$\text{ If }\mathrm{M}\left(x_o,y_o\right)\text{ is the point on the curve }3x^2-4y^2=72\text{ which is nearest to the line }$

$3x+2y+1=0,\text{ then the value of }\left(x_o+y_o\right)\text{ is equal to }$

$\text{ Slope of the give line }=-\frac{3}{2}$

$\text{ The points on the curve at which the tangent is parallel to the given line.

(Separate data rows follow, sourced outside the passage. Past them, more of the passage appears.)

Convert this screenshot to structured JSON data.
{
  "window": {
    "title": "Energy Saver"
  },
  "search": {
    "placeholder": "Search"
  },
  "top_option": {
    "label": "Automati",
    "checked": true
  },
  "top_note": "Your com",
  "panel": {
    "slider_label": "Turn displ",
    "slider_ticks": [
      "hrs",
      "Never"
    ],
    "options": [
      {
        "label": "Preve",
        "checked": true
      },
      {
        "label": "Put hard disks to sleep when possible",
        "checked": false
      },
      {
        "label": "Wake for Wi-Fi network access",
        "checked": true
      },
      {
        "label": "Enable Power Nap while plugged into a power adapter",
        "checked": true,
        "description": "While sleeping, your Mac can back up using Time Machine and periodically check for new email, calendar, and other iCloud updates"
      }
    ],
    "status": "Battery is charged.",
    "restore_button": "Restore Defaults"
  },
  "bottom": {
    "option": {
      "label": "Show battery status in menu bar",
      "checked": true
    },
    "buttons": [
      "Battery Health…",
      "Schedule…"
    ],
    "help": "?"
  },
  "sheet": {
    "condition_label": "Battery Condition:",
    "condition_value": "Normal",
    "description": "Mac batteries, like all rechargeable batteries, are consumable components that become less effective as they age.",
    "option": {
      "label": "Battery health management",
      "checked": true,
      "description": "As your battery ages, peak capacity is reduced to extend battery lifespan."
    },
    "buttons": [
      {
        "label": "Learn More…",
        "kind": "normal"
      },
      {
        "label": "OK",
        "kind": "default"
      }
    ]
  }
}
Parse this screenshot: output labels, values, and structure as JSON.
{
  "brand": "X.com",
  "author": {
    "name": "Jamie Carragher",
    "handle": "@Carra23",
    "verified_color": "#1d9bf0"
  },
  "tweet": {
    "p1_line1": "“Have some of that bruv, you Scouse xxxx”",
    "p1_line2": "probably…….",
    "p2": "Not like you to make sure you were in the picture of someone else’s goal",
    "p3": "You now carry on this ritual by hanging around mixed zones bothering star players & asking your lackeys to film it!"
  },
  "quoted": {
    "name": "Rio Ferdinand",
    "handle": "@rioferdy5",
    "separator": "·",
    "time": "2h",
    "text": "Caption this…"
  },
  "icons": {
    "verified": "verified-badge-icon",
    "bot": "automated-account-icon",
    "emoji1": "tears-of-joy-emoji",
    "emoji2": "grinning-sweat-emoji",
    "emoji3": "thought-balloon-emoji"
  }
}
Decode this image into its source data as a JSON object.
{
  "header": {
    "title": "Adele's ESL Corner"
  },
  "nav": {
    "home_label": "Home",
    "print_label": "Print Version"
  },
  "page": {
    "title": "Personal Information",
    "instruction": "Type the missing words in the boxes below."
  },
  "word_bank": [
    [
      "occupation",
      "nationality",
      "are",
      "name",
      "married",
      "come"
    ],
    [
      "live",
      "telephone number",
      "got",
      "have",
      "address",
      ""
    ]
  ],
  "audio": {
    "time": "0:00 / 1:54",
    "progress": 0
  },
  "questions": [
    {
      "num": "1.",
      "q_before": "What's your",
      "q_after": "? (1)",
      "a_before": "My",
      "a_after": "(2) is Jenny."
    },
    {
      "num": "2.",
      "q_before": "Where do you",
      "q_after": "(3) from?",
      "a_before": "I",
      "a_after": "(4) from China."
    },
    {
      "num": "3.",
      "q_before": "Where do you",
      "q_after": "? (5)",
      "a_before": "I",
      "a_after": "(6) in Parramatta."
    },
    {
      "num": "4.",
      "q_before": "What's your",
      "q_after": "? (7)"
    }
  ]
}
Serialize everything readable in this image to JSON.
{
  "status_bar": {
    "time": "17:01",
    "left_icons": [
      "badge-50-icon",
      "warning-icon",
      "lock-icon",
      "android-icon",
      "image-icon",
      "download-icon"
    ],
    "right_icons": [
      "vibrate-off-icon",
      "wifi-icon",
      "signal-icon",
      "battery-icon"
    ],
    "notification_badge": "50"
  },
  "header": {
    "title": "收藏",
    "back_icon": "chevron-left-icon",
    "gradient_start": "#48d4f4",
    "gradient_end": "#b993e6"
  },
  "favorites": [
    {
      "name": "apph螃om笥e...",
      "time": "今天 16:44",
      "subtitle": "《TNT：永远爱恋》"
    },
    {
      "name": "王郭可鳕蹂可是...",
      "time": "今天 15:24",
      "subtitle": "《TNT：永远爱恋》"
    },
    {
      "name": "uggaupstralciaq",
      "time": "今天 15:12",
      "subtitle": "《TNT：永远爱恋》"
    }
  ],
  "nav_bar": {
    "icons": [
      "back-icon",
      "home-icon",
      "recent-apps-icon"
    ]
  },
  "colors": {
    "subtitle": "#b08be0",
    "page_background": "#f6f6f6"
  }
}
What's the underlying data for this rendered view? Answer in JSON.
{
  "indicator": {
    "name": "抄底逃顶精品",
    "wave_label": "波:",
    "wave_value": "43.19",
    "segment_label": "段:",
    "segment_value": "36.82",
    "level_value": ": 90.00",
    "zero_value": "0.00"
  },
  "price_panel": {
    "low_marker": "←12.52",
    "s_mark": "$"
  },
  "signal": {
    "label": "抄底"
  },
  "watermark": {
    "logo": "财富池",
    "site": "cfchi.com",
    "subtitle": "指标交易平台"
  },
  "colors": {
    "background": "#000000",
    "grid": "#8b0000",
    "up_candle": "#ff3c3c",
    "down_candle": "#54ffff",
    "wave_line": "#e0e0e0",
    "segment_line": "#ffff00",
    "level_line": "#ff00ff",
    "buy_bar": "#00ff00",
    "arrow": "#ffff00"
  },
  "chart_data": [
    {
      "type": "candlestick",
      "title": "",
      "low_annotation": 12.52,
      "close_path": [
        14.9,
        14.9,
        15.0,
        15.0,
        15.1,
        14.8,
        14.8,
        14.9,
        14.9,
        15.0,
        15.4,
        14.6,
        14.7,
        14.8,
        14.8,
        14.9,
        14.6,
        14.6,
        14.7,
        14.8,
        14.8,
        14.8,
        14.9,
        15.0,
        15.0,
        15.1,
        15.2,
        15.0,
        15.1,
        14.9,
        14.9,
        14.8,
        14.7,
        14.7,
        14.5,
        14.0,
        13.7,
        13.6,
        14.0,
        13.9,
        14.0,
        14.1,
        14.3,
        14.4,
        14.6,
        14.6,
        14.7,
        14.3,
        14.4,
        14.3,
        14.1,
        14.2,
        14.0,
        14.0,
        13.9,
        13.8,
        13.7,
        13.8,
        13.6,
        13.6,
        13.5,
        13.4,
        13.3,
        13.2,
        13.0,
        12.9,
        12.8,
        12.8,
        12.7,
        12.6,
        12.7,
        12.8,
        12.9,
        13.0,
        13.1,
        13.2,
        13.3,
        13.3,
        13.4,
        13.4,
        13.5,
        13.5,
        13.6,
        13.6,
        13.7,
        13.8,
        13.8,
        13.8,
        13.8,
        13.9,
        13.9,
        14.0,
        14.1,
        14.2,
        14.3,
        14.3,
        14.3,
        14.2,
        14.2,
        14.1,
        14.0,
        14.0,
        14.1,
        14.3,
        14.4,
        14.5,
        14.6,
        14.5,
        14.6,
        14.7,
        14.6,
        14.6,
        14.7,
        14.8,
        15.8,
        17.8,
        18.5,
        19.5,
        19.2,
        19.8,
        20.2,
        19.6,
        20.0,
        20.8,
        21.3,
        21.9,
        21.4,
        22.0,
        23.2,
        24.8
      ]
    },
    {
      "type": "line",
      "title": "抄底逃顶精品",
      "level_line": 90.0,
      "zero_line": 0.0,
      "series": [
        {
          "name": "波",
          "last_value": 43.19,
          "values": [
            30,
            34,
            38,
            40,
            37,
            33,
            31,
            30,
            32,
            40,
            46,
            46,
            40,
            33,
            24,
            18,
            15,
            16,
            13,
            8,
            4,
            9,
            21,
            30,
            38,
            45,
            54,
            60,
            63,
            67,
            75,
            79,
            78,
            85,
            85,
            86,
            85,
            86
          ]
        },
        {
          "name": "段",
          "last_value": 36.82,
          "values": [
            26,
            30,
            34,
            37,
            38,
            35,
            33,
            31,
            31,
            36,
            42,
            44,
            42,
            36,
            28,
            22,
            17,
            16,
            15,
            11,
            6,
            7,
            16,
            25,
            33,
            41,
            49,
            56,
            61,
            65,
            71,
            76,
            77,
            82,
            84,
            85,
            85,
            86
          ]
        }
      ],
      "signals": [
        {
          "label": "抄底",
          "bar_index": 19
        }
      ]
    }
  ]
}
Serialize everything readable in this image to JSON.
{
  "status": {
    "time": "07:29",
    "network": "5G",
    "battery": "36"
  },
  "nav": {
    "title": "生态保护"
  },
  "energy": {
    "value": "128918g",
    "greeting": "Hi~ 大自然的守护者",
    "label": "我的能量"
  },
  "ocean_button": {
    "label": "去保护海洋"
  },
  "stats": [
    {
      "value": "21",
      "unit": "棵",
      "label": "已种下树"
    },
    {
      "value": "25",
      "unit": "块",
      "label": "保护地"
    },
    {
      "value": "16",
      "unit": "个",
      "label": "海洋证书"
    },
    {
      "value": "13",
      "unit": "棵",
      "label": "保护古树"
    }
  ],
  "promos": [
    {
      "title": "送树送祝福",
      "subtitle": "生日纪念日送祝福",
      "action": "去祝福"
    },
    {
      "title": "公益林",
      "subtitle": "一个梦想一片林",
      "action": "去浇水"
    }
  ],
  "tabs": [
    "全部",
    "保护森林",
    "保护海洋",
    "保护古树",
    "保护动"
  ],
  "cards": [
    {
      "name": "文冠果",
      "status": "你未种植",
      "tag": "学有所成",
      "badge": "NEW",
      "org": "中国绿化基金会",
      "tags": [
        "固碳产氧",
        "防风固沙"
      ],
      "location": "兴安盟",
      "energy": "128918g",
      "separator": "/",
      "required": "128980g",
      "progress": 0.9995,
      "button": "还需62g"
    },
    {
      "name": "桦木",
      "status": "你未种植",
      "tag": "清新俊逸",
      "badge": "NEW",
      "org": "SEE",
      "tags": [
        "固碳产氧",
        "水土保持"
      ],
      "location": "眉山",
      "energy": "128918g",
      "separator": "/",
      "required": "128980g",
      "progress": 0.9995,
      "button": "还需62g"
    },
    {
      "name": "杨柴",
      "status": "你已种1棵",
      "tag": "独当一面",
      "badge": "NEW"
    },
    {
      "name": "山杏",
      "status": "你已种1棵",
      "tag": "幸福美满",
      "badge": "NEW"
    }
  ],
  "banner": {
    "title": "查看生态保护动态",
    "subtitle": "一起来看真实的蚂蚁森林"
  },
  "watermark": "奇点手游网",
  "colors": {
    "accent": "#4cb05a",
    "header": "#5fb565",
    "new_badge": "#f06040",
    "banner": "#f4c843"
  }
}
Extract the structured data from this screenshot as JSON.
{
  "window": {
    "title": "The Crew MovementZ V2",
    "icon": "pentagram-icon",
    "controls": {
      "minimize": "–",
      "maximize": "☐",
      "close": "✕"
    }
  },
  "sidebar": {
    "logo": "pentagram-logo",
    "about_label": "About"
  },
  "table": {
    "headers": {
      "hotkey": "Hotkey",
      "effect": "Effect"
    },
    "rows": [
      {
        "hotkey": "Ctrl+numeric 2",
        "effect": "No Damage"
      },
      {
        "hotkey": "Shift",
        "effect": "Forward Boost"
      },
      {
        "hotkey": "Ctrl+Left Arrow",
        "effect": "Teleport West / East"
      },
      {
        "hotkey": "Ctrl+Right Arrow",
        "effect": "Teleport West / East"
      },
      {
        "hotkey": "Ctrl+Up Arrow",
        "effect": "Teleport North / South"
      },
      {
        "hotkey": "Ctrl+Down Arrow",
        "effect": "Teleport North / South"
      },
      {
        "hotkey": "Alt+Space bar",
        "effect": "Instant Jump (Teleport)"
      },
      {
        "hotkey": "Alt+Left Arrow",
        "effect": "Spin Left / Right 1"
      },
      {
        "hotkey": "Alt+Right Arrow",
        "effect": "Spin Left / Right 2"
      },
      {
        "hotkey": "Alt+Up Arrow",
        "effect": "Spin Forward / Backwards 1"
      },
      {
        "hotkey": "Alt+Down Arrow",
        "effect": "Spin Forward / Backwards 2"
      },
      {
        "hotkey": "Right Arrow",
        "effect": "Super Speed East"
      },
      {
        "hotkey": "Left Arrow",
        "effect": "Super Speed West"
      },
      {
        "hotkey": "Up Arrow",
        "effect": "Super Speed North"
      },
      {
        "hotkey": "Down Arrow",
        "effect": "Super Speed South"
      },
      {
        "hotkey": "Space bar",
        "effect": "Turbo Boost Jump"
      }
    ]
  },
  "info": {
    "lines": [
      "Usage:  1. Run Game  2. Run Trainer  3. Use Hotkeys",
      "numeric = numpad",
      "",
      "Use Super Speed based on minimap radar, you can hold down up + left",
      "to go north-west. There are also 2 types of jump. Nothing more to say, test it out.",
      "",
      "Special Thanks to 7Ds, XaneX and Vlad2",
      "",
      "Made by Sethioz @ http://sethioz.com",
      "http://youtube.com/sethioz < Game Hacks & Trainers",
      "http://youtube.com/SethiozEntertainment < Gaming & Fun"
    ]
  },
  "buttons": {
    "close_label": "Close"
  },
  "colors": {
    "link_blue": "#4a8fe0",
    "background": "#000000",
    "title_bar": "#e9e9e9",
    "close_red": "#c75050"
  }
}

So, }$

$\text{ differentiating both sides with respect to }\mathrm{x}\text{ of }3x^2-4y^2=72\text{ we get }$

$\begin{array}{l}\frac{dy}{dx}=\frac{3x}{4y}=\frac{-3}{2}\left(\text{ given }\right)\\ \Rightarrow \frac{x}{y}=-2\\ \text{ Now }3{\left(\frac{x}{y}\right)}^2-4=\frac{72}{y^2}\Rightarrow y^2=9\Rightarrow y=-3,3\\ \text{ So, points are }(-6,3)\text{ and }(6,-3)\end{array}$

$\text{ Now, distance of }(-6,3)\text{ from the given line }=\left|\frac{-18+6+1}{\sqrt{13}}\right|=\frac{11}{\sqrt{13}}$

$\text{ And distance of }(6,-3)\text{ from the given line }=\left|\frac{18-6+1}{\sqrt{13}}\right|=\frac{13}{\sqrt{13}}$

$\text{ Clearly, the required point is on }(-6,3)=\left(x_0,y_o\right)\text{ (given) }$

$\begin{array}{l}\text{ So, }{x}_o=-6,y_o=3\\ \text{ Hence }\left(x_0+y_0\right)=-6+3=-3\end{array}$